Yount had started young and had already played four full seasons in the big leagues (Yount is still the last player to hit a home run as an 18-year-old). His first four seasons were certainly good but he had never made an All-Star Team, never hit even 10 homers in a season, never hit .290.
A scout told Pat Jordan at Sports Illustrated in 1974: “He’s the most complete young ballplayer I’ve ever seen.” But he wasn’t a star. There was a sense that Yount was just not all in. It was like he was waiting for something.
And, perhaps, that 1977-78-79 soul-search was exactly what he was waiting for. He came into spring training in 1978, had a couple of injuries, moped around. The golf thing came up for him again and again, so much that people around him were sick of hearing about it. Some of the stories of the time tagged Yount as a bit of a diva, a man who had it all but was unhappy anyway.
But then a series of things happened. One,Yount got what, at the time, was considered a fat contract: Five years, $2.35 million contract. That $2.35 million was the TOTAL for the five years (just to remind you how much times have changed) but it still it made him one of the game’s better-paid players. He got married. He showed up early for spring training in 1979. He began to work out and get much stronger. Signs pointed to him becoming committed to baseball in a way he never had before. Yount would admit later that this was true. He was drifting in his early years. It wasn’t until 1980 or so that he got serious about the game.
The jump was astounding. Yount was an early champion of working out, something which meant something very different in 1980 than it does now.

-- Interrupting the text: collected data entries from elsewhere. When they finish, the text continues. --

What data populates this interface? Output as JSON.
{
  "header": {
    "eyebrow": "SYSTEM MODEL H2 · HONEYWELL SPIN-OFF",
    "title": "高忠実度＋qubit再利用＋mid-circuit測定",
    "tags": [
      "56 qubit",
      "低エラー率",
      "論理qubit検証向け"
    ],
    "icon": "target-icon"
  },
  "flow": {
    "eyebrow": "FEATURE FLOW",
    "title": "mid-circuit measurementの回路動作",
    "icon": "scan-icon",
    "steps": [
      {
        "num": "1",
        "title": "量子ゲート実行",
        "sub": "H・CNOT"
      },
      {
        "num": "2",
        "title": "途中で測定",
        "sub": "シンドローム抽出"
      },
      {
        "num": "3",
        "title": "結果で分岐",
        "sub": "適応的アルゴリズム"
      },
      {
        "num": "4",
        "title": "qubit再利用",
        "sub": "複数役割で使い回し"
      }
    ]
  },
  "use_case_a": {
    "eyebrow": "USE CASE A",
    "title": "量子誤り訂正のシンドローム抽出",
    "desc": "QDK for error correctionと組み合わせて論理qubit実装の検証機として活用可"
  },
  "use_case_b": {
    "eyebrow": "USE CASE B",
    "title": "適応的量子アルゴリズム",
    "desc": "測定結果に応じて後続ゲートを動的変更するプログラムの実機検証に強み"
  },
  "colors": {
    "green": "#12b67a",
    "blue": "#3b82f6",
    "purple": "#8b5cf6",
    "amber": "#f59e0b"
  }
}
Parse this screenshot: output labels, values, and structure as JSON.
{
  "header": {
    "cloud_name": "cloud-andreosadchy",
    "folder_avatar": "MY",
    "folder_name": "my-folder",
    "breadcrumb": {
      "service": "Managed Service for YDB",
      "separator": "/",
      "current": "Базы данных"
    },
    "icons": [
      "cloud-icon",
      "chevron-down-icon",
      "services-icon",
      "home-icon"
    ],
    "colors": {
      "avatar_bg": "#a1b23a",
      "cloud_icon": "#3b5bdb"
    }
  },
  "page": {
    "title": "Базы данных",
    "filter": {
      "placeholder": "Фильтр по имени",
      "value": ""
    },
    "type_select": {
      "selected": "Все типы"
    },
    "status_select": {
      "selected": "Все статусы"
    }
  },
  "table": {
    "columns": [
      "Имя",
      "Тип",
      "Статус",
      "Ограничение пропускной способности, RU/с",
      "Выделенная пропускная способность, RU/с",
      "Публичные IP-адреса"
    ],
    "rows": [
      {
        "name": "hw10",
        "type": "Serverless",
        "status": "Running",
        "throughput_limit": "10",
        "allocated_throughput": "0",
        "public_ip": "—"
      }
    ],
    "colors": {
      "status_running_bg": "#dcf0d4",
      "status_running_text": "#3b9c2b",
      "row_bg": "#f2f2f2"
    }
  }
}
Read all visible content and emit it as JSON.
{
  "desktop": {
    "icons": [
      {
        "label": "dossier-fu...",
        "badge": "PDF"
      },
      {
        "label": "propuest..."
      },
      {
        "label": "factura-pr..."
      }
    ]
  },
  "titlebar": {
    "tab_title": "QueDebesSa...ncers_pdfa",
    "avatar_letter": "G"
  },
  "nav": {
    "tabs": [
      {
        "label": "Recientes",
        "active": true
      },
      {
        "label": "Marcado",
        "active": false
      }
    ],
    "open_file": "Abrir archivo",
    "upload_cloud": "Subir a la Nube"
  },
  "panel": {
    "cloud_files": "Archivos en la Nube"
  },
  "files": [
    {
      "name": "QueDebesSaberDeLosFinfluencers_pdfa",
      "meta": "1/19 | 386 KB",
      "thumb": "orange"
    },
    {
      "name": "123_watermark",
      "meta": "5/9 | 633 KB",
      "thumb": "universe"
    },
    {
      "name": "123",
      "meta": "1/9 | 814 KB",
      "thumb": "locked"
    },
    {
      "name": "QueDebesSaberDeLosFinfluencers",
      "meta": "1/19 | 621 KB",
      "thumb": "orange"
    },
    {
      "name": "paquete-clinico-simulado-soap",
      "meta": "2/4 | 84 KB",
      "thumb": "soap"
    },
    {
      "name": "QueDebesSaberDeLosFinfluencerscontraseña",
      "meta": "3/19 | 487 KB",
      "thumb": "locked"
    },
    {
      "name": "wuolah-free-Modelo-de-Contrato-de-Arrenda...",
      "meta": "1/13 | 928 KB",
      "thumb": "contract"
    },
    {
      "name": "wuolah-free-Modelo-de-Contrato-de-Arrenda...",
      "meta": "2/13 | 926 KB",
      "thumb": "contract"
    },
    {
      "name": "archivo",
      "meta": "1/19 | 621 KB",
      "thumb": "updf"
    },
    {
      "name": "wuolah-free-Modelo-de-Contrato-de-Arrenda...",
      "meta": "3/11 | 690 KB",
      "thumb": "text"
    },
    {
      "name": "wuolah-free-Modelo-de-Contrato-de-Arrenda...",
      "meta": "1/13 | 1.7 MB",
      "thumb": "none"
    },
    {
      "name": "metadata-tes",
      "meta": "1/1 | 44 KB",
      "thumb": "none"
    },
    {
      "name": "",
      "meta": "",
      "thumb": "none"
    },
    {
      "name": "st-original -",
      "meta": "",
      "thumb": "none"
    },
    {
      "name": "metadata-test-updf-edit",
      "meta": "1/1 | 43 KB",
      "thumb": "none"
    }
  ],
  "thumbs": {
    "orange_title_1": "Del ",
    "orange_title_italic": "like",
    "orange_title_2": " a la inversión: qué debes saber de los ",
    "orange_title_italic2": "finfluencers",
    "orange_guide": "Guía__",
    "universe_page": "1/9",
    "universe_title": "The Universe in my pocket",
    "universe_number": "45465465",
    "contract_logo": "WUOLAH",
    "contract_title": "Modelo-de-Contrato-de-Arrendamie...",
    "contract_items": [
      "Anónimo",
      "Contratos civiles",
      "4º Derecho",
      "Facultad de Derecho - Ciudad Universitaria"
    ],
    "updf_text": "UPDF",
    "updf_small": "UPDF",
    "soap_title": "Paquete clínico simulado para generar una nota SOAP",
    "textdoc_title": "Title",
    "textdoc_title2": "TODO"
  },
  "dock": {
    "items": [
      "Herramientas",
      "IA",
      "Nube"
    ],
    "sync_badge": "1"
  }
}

In 1980, Yount led the league with 49 doubles (his career high had been 34) and hit almost three times as many home runs (from eight to 23). You can only imagine what 60 Minutes would have done with that surge in performance.
The next year was the strike season, but then in 1982 Yount had one of the greatest seasons in baseball history. He hit .331 with a career high 29 home runs, led the league in slugging, doubles and hits, scored 129 runs, drove in 114, stole 14 bases, played spectacular defense at shortstop (for which he was rightly given the Gold Glove) and carried the Brewers to their one and only World Series appearance.
Yount had only a slightly less brilliant year in 1983 and slightly less again in 1984. Then, shoulder problems forced him to move out to center field. He wasn’t quite as good out there, but he was still quite good. For the next five years he did hit .306/.375/.472 and in 1989 he won the MVP award after hitting .318 with 21 homers, 103 RBIs, 101 runs scored and 19 stolen bases. The award probably should have gone to Rickey Henderson but Yount was plenty good and became the first player to win MVP awards at two different premium positions (this, admittedly, is my own personal category with “premium position” including catcher, shortstop, second base, third base and center field).
One odd thing about Yount was how few All-Star appearances he made. He received MVP votes in seven different seasons but he was only chosen to the All-Star Game three times — and never after his age 26 season. Ripken’s dominance at shortstop, the popularity of Rickey and Kirby Puckett and the relatively smallness of the Milwaukee market might explain why he didn’t get much love from the fans in the later year, but I’m not sure why he wasn’t selected as a bench All-Star more often. It didn’t seem to bother him much.
Yount’s early start allowed him to put up some big career numbers — 3,000 hits and more than 1,600 runs scored. When he retired in 1993, he was only the seventh player to hit 250 homers and steal 250 bases. The others in the club included Hall of Famers Willie Mays, Joe Morgan and Andre Dawson and superb players Bobby Bonds, Vada Pinson and Don Baylor. It’s a much bigger club now.
Yount was inducted into the Hall of Fame in 1999, the same year as his close friend George Brett and Nolan Ryan. A friend told me that during the week in Cooperstown he heard someone ask Yount what it felt like to be part of that supergroup. His response: “It’s good to be Ringo.” I don’t know if that really happened, but I hope it did.